Alzheimer’s May Flip Brain Switch to Erase Memories

New findings from researchers suggest Alzheimer’s disease tricks the brain into wiping out its own memories. Both sticky protein clumps known as amyloid beta and brain swelling target the same spot on nerve cells, telling them to cut vital links needed for recall. This work, done at Stanford, points to a common path that destroys memory and opens doors to new treatments.

Background

Alzheimer’s hits millions worldwide, stealing memories bit by bit. Patients first forget recent events, then faces and daily tasks fade away. For years, doctors focused on amyloid beta, those protein bits that build up into plaques between brain cells. Drugs like lecanemab aim to clear these plaques, slowing decline a touch. But memory does not come back. Many experts now look at other causes, like swelling from the body’s immune response in the brain.

This swelling, or inflammation, ramps up as Alzheimer’s worsens. Immune cells release signals that harm healthy tissue. Past studies linked both amyloid beta and inflammation to lost connections between neurons, called synapses. Synapses let brain cells talk, forming the web of memory. When they go, so does recall.

Stanford scientists built on old work about a receptor called LilrB2. Back in 2006, they found its mouse version helps prune synapses during growth and learning. Pruning shapes the brain, but too much hurts. By 2013, tests showed amyloid beta sticks to LilrB2, sparking synapse loss. Mice without this receptor kept memories better in Alzheimer’s models.

Key Details

The new study ties amyloid beta and inflammation to LilrB2 in a clear way. Researchers screened immune proteins from the complement system, which fights invaders but can backfire in the brain. One piece, C4d, bound tight to LilrB2.

To check, they injected C4d into healthy mouse brains. Synapses vanished fast.
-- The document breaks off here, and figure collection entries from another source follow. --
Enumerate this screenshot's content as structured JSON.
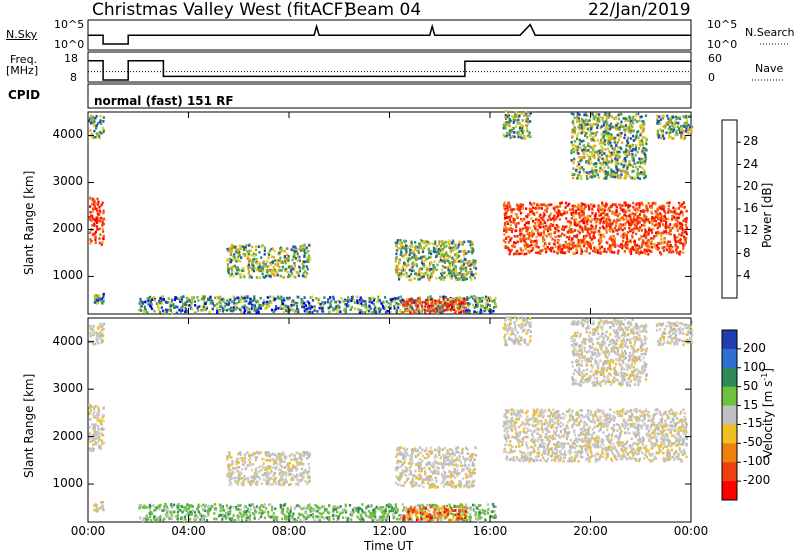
{
  "header": {
    "station": "Christmas Valley West (fitACF)",
    "beam": "Beam 04",
    "date": "22/Jan/2019"
  },
  "strip_labels": {
    "nsky": "N.Sky",
    "nsearch": "N.Search",
    "freq_line1": "Freq.",
    "freq_line2": "[MHz]",
    "nave": "Nave",
    "cpid": "CPID",
    "cpid_value": "normal (fast) 151 RF",
    "nsky_ticks": [
      "10^5",
      "10^0"
    ],
    "nsearch_ticks": [
      "10^5",
      "10^0"
    ],
    "freq_ticks": [
      "18",
      "8"
    ],
    "nave_ticks": [
      "60",
      "0"
    ]
  },
  "chart_data": [
    {
      "type": "heatmap",
      "name": "power-panel",
      "ylabel": "Slant Range [km]",
      "xlabel": "Time UT",
      "xticks": [
        "00:00",
        "04:00",
        "08:00",
        "12:00",
        "16:00",
        "20:00",
        "00:00"
      ],
      "yticks": [
        "1000",
        "2000",
        "3000",
        "4000"
      ],
      "ylim": [
        200,
        4500
      ],
      "xlim_hours": [
        0,
        24
      ],
      "colorbar": {
        "label": "Power [dB]",
        "ticks": [
          "4",
          "8",
          "12",
          "16",
          "20",
          "24",
          "28"
        ],
        "colors": [
          "#0000ff",
          "#1f4fb0",
          "#2e8b57",
          "#6fb04a",
          "#d8d020",
          "#f0a020",
          "#f06010",
          "#ff0000"
        ]
      },
      "regions": [
        {
          "t0": 0.0,
          "t1": 0.6,
          "r0": 1700,
          "r1": 2700,
          "level": "high"
        },
        {
          "t0": 0.0,
          "t1": 0.6,
          "r0": 3950,
          "r1": 4450,
          "level": "mid"
        },
        {
          "t0": 0.2,
          "t1": 0.6,
          "r0": 450,
          "r1": 650,
          "level": "low"
        },
        {
          "t0": 5.5,
          "t1": 8.8,
          "r0": 1000,
          "r1": 1700,
          "level": "mid"
        },
        {
          "t0": 12.2,
          "t1": 15.4,
          "r0": 950,
          "r1": 1800,
          "level": "mid"
        },
        {
          "t0": 2.0,
          "t1": 16.2,
          "r0": 250,
          "r1": 600,
          "level": "low"
        },
        {
          "t0": 12.5,
          "t1": 15.0,
          "r0": 250,
          "r1": 550,
          "level": "high"
        },
        {
          "t0": 16.5,
          "t1": 23.8,
          "r0": 1500,
          "r1": 2600,
          "level": "high"
        },
        {
          "t0": 16.5,
          "t1": 17.6,
          "r0": 3950,
          "r1": 4550,
          "level": "mid"
        },
        {
          "t0": 19.2,
          "t1": 22.2,
          "r0": 3100,
          "r1": 4500,
          "level": "mid"
        },
        {
          "t0": 22.6,
          "t1": 24.0,
          "r0": 3950,
          "r1": 4450,
          "level": "mid"
        }
      ]
    },
    {
      "type": "heatmap",
      "name": "velocity-panel",
      "ylabel": "Slant Range [km]",
      "xlabel": "Time UT",
      "xticks": [
        "00:00",
        "04:00",
        "08:00",
        "12:00",
        "16:00",
        "20:00",
        "00:00"
      ],
      "yticks": [
        "1000",
        "2000",
        "3000",
        "4000"
      ],
      "ylim": [
        200,
        4500
      ],
      "xlim_hours": [
        0,
        24
      ],
      "colorbar": {
        "label": "Velocity [m s^-1]",
        "ticks": [
          "200",
          "100",
          "50",
          "15",
          "-15",
          "-50",
          "-100",
          "-200"
        ],
        "colors": [
          "#1f3fb0",
          "#2f6fd0",
          "#2e8b57",
          "#70c040",
          "#c0c0c0",
          "#f0c020",
          "#f08010",
          "#f04010",
          "#ff0000"
        ]
      },
      "regions": [
        {
          "t0": 0.0,
          "t1": 0.6,
          "r0": 1700,
          "r1": 2700,
          "level": "zero"
        },
        {
          "t0": 0.0,
          "t1": 0.6,
          "r0": 3950,
          "r1": 4450,
          "level": "zero"
        },
        {
          "t0": 0.2,
          "t1": 0.6,
          "r0": 450,
          "r1": 650,
          "level": "zero"
        },
        {
          "t0": 5.5,
          "t1": 8.8,
          "r0": 1000,
          "r1": 1700,
          "level": "zero"
        },
        {
          "t0": 12.2,
          "t1": 15.4,
          "r0": 950,
          "r1": 1800,
          "level": "zero"
        },
        {
          "t0": 2.0,
          "t1": 16.2,
          "r0": 250,
          "r1": 600,
          "level": "pos"
        },
        {
          "t0": 12.5,
          "t1": 15.0,
          "r0": 250,
          "r1": 550,
          "level": "neg"
        },
        {
          "t0": 16.5,
          "t1": 23.8,
          "r0": 1500,
          "r1": 2600,
          "level": "zero"
        },
        {
          "t0": 16.5,
          "t1": 17.6,
          "r0": 3950,
          "r1": 4550,
          "level": "zero"
        },
        {
          "t0": 19.2,
          "t1": 22.2,
          "r0": 3100,
          "r1": 4500,
          "level": "zero"
        },
        {
          "t0": 22.6,
          "t1": 24.0,
          "r0": 3950,
          "r1": 4450,
          "level": "zero"
        }
      ]
    }
  ],
  "nsky_trace": [
    [
      0,
      1
    ],
    [
      0.6,
      1
    ],
    [
      0.6,
      0
    ],
    [
      1.6,
      0
    ],
    [
      1.6,
      1
    ],
    [
      9,
      1
    ],
    [
      9.1,
      2
    ],
    [
      9.2,
      1
    ],
    [
      13.6,
      1
    ],
    [
      13.7,
      2
    ],
    [
      13.8,
      1
    ],
    [
      17.2,
      1
    ],
    [
      17.6,
      2.2
    ],
    [
      17.8,
      1
    ],
    [
      24,
      1
    ]
  ],
  "freq_trace": [
    [
      0,
      0.8
    ],
    [
      0.6,
      0.8
    ],
    [
      0.6,
      0
    ],
    [
      1.6,
      0
    ],
    [
      1.6,
      0.8
    ],
    [
      3.0,
      0.8
    ],
    [
      3.0,
      0.15
    ],
    [
      15.0,
      0.15
    ],
    [
      15.0,
      0.78
    ],
    [
      24,
      0.78
    ]
  ],
  "nave_trace": [
    [
      0,
      0.35
    ],
    [
      24,
      0.35
    ]
  ]
}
"Lo and behold, it stripped synapses off neurons," said Carla Shatz, a biology professor at Stanford who led the work.

This molecule was once seen as useless junk. Now it looks key to damage.

How the Switch Works

LilrB2 sits on neurons like a signal receiver. Amyloid beta docks there first, then C4d from inflammation piles on. Both flip the switch, ordering synapse removal. Neurons follow, pruning links they need for memory. It is not passive harm—cells do the work themselves.

Tests used Alzheimer’s mouse models with human-like symptoms. Blocking LilrB2 saved synapses and memory. Separate UCLA work fits here. They made a molecule, DDL-920, that boosts brain rhythms tied to recall. Given to sick mice for two weeks, it fixed maze memory to normal levels. No odd side effects showed.

Gamma waves, fast electrical pulses from certain neurons, drive memory. In Alzheimer’s, these weaken. DDL-920 eases brakes on those neurons, ramping waves back up. Lead researcher Istvan Mody noted current plaque drugs leave brain circuits broken.

“They leave behind a brain that is maybe plaqueless, but all the pathological alterations in the circuits and the mechanisms in the neurons are not corrected,” Mody said.

Other teams target related paths. One group used gene tools to tweak aging brain chemicals, boosting rat memory. Another hit an inflammation enzyme in risky mice, calming brain swelling.

What This Means

This shared switch changes how we see Alzheimer’s. It links top theories—amyloid and inflammation—into one path. Drugs hitting LilrB2 or like receptors might shield synapses directly, saving memory outright.

Past treatments slow loss but do not fix it. A synapse protector could differ. Mice without LilrB2 or on DDL-920 recalled paths, nests, fears like healthy ones. Human trials lie ahead, testing safety and reach across the blood-brain wall.

Broader reach shows too. Weak gamma waves link to depression, schizophrenia, even autism. If this works, one drug might aid many. Inflammation paths deserve more eyes, as Shatz put it. They may drive loss unchecked.

Teams plan next steps. UCLA eyes human safety for DDL-920. Stanford pushes LilrB2 blockers. Gene tweaks from other labs hint multiple fixes fit together. For now, mice prove the point: flip the switch off, memories stay.

Patients wait. Over 6 million in the US face Alzheimer’s now. By 2050, numbers may double. Each step like this brings tools closer. Families see hope in brains that fight back, not just slow foes.